Audiences and critics of that persuasion will be accused of hopeless conservatism, but that’s not the point: the best production of Rigoletto that I’ve ever seen is still Jonathan Miller’s 1950s New York Mafiosa one (the words occasionally subtly altered to accommodate the conception) and Peter Sellars’ Middle-East Giulio Cesare had some interesting things to say. Sadly, updating is in danger of being a first base for producers who fear that otherwise their work will be seen as stale or irrelevant or, even worse, ignorable.

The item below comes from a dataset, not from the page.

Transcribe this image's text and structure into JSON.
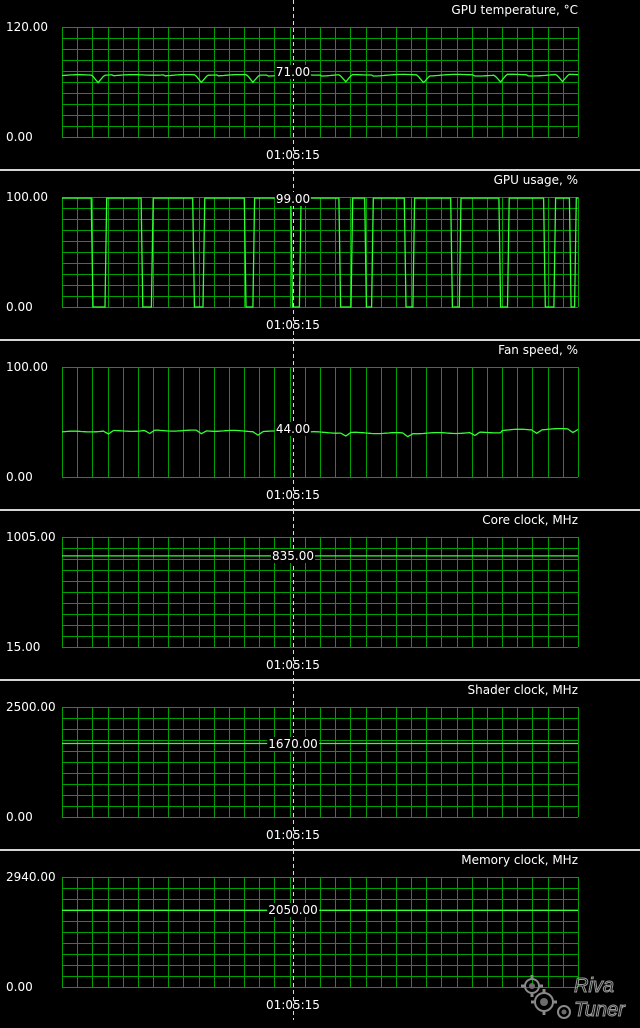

Essentially Kresnik is peddling ‘Ostalgia’ – East Germans’ affection for the days when the Stasi had files on a good proportion of the population but the trains ran on time – in the form of an anti-Capitalist rant. Ostalgia was mocked with touching ambiguity in Goodbye Lenin! But if Kresnik thinks he's being serious, he's a long was short of Patrice Chéreau’s then-controversial-but-now-classic centenary Ring at Bayreuth.

Verdi’s original had the neat irony of being set in the opera-house, but in some kind of ironic meta-comment, rounding up 35 pensioners willing to spend five evenings in Kresnik’s dystopia proved alarmingly simple: Germany’s famous tradition of nude sunbathing proved the means; the opera was the opportunity, and post-unification poverty the motive. In such circumstances, persuading them to dance around the ruins of the World Trade Center was akin to getting seals to jump through hoops for herring.